Bun 的 transpiler 需要能够序列化宏的结果，以便它可以内联到 AST 中。支持所有 JSON 兼容的数据结构

macro.ts
export function getObject() {
  return {
    foo: "bar",
    baz: 123,
    array: [ 1, 2, { nested: "value" }],
  };
}

宏可以是异步的，或者返回 Promise 实例。Bun 的 transpiler 将自动 await Promise 并内联结果。

macro.ts
export async function getText() {
  return "async value";
}

Transpiler 实现了特殊的逻辑来序列化常见的数据格式，例如 Response、Blob、TypedArray。

TypedArray：解析为 base64 编码的字符串。
Response：在相关情况下，Bun 将读取 Content-Type 并进行相应的序列化；例如，类型为 application/json 的 Response 将自动解析为对象，而 text/plain 将作为字符串内联。类型未知或未定义的 Response 将以 base-64 编码。
Blob：与 Response 一样，序列化取决于 type 属性。

fetch 的结果是 Promise<Response>，因此可以直接返回。

macro.ts
export function getObject() {
  return fetch("https://bun.net.cn")
}

函数和大多数类（上述提到的类除外）的实例不可序列化。

export function getText(url: string) {
  // this doesn't work!
  return () => {};
}

输入参数必须是静态可分析的。

宏可以接受输入，但仅在有限的情况下。该值必须是静态已知的。
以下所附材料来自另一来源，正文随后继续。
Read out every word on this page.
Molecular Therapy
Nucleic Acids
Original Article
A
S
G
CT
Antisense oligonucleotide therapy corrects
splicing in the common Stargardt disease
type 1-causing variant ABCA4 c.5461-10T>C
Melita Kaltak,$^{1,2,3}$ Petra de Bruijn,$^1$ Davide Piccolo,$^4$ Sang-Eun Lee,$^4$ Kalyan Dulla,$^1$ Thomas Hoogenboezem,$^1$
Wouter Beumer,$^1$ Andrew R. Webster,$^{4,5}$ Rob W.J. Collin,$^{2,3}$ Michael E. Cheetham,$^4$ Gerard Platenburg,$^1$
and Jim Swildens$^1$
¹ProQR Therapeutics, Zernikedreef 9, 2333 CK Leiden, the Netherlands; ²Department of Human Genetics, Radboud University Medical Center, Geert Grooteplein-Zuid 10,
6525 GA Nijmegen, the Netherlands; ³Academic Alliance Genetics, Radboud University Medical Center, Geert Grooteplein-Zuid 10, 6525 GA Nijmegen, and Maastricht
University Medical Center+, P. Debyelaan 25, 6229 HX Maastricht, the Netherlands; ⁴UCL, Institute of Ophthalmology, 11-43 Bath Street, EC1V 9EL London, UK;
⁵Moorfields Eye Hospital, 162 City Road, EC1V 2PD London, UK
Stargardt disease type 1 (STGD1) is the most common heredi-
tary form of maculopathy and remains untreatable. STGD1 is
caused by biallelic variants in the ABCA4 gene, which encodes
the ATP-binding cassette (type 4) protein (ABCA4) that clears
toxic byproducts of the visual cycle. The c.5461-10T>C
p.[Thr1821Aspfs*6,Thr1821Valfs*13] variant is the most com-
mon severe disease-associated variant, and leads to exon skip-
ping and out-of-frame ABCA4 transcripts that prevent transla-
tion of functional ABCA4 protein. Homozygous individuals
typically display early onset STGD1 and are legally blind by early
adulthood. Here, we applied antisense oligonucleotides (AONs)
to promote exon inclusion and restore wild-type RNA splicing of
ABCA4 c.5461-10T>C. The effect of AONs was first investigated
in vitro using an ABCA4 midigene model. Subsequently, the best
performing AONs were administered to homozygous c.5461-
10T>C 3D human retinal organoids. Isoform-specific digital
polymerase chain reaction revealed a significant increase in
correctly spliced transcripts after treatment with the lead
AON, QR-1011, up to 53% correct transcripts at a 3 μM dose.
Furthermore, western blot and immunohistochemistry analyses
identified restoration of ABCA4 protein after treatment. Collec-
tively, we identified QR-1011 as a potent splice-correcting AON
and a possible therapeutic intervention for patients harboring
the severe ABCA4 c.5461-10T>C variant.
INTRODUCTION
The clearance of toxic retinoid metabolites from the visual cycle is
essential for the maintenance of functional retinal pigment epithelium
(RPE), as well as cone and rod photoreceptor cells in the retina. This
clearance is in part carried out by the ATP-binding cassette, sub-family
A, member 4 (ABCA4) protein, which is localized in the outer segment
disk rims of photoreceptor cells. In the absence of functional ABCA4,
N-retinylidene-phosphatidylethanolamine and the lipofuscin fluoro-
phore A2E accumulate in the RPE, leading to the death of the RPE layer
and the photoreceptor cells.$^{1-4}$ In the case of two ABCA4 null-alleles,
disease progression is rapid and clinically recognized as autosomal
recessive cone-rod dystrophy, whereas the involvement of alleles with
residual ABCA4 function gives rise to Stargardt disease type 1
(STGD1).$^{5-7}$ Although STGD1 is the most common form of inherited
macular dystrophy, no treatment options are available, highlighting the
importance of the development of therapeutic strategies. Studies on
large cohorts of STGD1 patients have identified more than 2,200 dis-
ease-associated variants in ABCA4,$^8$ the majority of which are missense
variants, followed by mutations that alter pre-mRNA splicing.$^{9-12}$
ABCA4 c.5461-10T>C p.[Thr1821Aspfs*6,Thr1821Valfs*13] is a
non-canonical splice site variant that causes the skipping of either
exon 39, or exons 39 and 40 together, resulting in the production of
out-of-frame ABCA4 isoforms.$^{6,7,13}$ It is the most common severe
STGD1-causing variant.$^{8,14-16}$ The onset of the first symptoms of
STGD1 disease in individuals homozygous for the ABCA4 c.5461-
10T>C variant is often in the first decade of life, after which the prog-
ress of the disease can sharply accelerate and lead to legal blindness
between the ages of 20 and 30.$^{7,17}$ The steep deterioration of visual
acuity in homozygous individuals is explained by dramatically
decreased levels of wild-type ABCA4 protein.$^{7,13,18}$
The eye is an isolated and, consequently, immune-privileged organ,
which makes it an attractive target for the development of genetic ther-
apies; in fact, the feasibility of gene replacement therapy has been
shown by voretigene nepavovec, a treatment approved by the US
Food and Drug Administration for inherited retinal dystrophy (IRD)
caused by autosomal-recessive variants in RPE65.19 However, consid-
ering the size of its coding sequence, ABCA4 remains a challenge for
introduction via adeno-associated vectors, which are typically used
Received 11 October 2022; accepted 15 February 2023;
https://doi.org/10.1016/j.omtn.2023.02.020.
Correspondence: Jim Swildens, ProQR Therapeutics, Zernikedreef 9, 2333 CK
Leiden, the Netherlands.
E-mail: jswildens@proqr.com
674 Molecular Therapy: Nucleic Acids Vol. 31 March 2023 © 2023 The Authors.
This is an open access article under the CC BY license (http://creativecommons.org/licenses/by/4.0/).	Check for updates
例如，以下是不允许的

import {getText} from './getText.ts' with { type: 'macro' };

export function howLong() {
  // the value of `foo` cannot be statically known
  const foo = Math.random() ? "foo" : "bar";

  const text = getText(`https://example.com/${foo}`);
  console.log("The page is ", text.length, " characters long");
}

但是，如果 foo 的值在捆绑时是已知的（例如，如果它是一个常量或另一个宏的结果），那么它是允许的

import {getText} from './getText.ts' with { type: 'macro' };
import {getFoo} from './getFoo.ts' with { type: 'macro' };

export function howLong() {
  // this works because getFoo() is statically known
  const foo = getFoo();
  const text = getText(`https://example.com/${foo}`);
  console.log("The page is", text.length, "characters long");
}

这输出

function howLong() {
  console.log("The page is", 1322, "characters long");
}
export { howLong };